BlueLinx: A Construction Suppler with Massive Cash Reserves
BlueLinx (BXC) is a wholesaler of construction materials, mostly wood products such as lumber, siding, and plywood. What interests me, though, is the company’s enormous cash reserves. Of its $800 million market cap, nearly $500 million consists of cash, the fruit of a very profitable 2021 and 2022, which the company seems to have no idea what to do with. Obviously my suggestion would be either a massive special dividend or repurchasing of shares (the company has repurchased $120 million so far, but it could handle plenty more), but the point is that for a cash-flow-positive business with a credit facility available to cover liquidity needs, most of that cash may be considered “excess,” and can essentially be deducted from the company’s market cap when analyzing it.
In terms of financial theory, a company is basically worth the money it has plus the present value of the money it will have. Obviously a company needs to keep some cash on hand for liquidity needs or other conveniences, but the issue is one of return on assets. Ordinarily every asset inside a company is contributing to that company’s return on assets, and the attractiveness of the company depends on whether its assets exceed, equal, or fall below the investor’s required return, and since that return is invariably higher than the short term interest rate for cash, a company should try to operate with as little cash tied up as possible. However, if there is “excess” cash not needed for the company’s operations, that cash is not required to meet any return on assets hurdle, because it can (and usually should) be distributed to the shareholders. I should point out that at the beginning of 2021, the company operated with the princely sum of $82,000 in cash on its balance sheet.
So, if we reduce the company’s market cap to $310 million, are the company’s earnings adequate? I did point out that 2021 and 2022 were remarkably profitable years. In fact, the company’s net income was $300 million in each of those years, and if those results were repeated the company would have a P/E ratio of…one. However, the market recognized those results as largely exceptional, with the share price actually declining in 2022, and as the company is essentially tied to the home construction market, which is apparently in a bit of a slump right now, this is understandable.
At any rate, in 2023 sales were $3136 million, gross profit was $527 million, operating income was $138 million, net interest expense (the company only started reporting interest income and expense separately in 2024–again, not used to having lots of cash lying around) was $24 million, leaving $114 million, or $92 million after taxes.

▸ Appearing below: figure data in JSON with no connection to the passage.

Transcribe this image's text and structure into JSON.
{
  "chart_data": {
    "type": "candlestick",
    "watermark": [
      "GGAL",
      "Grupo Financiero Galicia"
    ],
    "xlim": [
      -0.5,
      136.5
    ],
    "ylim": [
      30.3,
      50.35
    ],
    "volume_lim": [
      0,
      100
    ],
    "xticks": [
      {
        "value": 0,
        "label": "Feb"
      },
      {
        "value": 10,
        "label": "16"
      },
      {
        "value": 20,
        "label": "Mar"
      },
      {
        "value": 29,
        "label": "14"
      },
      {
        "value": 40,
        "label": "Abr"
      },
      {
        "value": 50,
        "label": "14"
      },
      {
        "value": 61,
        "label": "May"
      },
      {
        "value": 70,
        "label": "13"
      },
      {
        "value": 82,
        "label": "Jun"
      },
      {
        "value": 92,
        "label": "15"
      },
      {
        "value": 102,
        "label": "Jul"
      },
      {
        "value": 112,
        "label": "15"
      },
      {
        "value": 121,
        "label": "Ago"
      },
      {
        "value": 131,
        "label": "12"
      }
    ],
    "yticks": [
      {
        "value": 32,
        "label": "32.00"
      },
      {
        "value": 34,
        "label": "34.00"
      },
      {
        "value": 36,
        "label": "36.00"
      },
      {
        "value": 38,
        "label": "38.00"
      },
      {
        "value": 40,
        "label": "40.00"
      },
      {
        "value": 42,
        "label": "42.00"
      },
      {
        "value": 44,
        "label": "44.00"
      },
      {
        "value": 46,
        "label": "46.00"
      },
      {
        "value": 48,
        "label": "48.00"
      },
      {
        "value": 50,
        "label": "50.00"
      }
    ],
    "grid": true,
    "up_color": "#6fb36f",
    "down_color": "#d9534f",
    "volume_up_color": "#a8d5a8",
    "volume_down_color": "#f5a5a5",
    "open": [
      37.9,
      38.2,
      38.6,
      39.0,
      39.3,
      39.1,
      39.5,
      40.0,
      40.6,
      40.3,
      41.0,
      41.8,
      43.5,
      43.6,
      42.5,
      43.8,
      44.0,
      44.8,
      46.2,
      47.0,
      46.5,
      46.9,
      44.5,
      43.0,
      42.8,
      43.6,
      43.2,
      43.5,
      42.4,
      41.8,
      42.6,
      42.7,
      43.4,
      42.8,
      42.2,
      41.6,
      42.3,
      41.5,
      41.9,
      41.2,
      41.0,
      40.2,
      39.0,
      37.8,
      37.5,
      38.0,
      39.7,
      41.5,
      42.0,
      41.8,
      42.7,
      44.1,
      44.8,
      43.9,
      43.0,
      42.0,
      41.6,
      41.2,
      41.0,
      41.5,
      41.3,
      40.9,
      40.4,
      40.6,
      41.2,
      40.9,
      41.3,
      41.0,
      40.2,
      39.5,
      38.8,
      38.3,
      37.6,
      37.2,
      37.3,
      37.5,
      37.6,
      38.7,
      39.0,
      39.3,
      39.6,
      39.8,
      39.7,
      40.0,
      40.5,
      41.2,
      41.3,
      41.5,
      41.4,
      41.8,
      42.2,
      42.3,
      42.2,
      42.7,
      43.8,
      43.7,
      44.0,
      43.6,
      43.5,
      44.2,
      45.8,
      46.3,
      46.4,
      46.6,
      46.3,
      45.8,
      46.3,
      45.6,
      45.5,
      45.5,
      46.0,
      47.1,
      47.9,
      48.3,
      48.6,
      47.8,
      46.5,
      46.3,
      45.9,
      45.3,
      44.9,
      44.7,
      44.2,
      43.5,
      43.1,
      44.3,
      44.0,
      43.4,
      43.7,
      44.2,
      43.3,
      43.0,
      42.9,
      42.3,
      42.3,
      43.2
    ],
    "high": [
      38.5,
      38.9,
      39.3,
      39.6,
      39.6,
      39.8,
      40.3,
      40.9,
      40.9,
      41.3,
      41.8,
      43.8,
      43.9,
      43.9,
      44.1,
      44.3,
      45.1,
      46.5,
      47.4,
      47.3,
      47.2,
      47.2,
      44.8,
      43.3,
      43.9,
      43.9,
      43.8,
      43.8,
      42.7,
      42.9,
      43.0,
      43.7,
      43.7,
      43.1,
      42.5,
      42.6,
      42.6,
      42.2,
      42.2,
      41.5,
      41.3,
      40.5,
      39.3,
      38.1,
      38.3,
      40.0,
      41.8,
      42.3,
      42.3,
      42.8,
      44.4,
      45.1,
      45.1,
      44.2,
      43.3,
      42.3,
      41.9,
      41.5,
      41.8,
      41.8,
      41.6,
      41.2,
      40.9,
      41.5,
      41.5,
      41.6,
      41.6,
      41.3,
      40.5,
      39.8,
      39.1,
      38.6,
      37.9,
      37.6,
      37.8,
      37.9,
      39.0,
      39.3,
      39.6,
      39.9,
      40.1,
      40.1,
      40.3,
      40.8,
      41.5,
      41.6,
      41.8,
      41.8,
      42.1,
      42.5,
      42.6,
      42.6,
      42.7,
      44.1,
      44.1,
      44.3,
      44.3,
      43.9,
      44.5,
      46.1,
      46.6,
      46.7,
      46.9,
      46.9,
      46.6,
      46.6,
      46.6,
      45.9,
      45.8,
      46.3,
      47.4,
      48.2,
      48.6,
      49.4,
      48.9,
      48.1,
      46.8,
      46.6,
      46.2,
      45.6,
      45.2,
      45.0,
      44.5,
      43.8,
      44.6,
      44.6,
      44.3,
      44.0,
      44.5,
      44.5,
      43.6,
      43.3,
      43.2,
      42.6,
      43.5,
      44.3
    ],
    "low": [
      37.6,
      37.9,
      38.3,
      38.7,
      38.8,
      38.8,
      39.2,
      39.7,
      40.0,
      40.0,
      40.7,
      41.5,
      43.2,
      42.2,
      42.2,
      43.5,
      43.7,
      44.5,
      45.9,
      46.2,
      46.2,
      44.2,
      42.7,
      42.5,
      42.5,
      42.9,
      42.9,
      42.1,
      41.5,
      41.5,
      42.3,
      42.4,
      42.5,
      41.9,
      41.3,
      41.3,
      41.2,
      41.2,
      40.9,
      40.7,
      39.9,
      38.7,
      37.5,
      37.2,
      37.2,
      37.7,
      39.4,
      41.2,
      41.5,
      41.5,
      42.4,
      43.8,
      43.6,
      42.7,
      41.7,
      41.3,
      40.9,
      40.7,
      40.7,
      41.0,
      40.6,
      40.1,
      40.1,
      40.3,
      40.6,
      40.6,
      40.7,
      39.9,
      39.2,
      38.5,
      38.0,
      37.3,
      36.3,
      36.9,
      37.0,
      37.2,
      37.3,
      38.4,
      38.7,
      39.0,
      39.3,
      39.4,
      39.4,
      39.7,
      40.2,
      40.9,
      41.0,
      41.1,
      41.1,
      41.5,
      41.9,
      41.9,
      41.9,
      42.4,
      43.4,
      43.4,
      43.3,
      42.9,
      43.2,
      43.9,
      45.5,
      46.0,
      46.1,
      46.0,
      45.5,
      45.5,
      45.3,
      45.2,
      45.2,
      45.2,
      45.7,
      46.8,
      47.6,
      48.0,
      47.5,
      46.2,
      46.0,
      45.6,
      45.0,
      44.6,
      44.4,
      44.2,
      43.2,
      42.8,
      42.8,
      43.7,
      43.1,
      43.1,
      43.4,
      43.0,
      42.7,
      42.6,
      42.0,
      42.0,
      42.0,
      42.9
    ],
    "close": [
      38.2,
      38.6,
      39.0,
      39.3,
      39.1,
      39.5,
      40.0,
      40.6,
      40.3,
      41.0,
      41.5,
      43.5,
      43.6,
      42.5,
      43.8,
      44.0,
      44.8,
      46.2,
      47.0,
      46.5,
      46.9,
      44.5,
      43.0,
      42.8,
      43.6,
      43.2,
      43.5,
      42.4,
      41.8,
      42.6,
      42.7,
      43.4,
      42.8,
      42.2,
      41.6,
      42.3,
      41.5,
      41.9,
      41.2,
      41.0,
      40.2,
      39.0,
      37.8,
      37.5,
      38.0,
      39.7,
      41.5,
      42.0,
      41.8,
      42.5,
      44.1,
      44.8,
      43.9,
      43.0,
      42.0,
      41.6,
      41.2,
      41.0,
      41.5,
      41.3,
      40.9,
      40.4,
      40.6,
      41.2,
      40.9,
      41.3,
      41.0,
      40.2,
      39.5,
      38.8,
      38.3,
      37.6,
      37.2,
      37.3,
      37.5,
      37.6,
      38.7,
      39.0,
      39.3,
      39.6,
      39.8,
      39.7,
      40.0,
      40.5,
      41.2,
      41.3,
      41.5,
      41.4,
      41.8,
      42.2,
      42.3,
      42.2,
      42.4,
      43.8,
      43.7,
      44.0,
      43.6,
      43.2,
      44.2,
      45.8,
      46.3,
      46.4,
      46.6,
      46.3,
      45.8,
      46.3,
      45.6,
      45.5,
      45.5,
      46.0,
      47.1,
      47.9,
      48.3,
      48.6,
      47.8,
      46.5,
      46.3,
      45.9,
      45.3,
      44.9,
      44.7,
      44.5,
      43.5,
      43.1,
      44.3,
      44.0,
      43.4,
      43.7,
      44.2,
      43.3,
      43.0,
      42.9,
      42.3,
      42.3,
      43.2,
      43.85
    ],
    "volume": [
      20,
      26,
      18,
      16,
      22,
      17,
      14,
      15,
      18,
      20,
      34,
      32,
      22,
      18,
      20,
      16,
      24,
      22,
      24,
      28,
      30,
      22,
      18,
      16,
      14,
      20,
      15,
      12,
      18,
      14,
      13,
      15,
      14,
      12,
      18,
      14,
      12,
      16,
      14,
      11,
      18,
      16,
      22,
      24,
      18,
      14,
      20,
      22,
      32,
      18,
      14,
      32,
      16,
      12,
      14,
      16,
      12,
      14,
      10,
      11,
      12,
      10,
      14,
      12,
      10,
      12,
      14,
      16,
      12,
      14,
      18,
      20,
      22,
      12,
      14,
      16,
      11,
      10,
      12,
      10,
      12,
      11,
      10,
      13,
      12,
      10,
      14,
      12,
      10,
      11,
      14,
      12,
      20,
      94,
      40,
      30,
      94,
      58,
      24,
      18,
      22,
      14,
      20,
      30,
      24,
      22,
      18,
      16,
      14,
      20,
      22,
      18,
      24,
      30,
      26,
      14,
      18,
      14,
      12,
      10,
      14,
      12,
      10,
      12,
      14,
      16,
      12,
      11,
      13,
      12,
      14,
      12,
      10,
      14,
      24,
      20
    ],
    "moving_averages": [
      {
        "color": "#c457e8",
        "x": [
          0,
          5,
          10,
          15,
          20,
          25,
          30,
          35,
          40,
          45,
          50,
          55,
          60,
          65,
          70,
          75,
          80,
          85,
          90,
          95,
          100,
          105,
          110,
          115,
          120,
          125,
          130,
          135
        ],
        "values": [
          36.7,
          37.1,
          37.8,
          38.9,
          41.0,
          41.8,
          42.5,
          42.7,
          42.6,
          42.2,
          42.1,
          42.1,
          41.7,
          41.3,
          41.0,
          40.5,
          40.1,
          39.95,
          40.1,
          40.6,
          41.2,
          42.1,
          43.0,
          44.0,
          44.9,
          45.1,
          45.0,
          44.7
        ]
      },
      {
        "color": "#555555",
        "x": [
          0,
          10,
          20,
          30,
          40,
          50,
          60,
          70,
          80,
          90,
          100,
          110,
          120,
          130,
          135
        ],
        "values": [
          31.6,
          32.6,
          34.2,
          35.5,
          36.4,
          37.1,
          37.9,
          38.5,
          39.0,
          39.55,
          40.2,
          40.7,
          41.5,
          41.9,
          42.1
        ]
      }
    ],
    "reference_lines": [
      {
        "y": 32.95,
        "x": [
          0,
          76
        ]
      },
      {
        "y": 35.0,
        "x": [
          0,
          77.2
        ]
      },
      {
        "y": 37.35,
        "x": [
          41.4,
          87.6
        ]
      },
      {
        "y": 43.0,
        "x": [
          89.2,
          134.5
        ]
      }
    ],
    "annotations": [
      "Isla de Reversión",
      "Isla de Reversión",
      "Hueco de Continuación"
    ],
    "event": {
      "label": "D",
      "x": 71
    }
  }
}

In 2022, sales were $4450 million, gross profit was $833 million, operating income was $439 million, interest was $42 million, leaving $394 million, or $311 million after a provision for taxes.
In 2021, sales were $4277 million, gross profit was $778 million, operating income was $438 million, interest was $46 million, leaving $392 million, or $311 million again.
It is unfortunate that BlueLinx’s gross profit margins tend to decline alongside sales, but that is the nature of operating as a warehouser and distributor. However, the company has been able to reduce inventory levels by nearly 30% between the end of 2022 and 2023, freeing up an additional $140 million in cash which, although not a suitable measure of long term free cash flow generation, as I have written before does suggest that management is not unaware or unresponsive to the slow housing construction market, even though selling, general & administrative expenses haven’t declined significantly since 2022.
At any rate, for 2024 to date sales were $1494 million versus $1613 million for the first half of 2023, gross profit was $250 million versus $269 million, operating income was $52 million vs $72 million, interest expense was $24 million versus $23 million, leaving $28 million versus $39 million, or $22 million estimated net income after taxes versus $31 million for the same period last year. Furthermore, depreciation exceeded capital expenditures by $7.6 million when historically they have tracked each other more closely, which is a source of additional free cash flow, not to mention a small further reduction in inventory.
So, if in a slump in the housing construction market the company is still able to produce, say, $50 million in free cash flow, that looks like a fairly anemic return against a market cap of $800 million but really quite impressive for a market cap of $310 million. And if the company is agile enough to take advantage of a resurgence in the market, as they were in 2021 and 2022, there may be other significant earnings windfalls in the future. However, I am not sure whether the housing industry in the United States has really reached its nadir, or whether the company enjoys a substantial competitive advantage against any competitors, so I would conclude it to be an attractive candidate for investment but not an unqualified buy.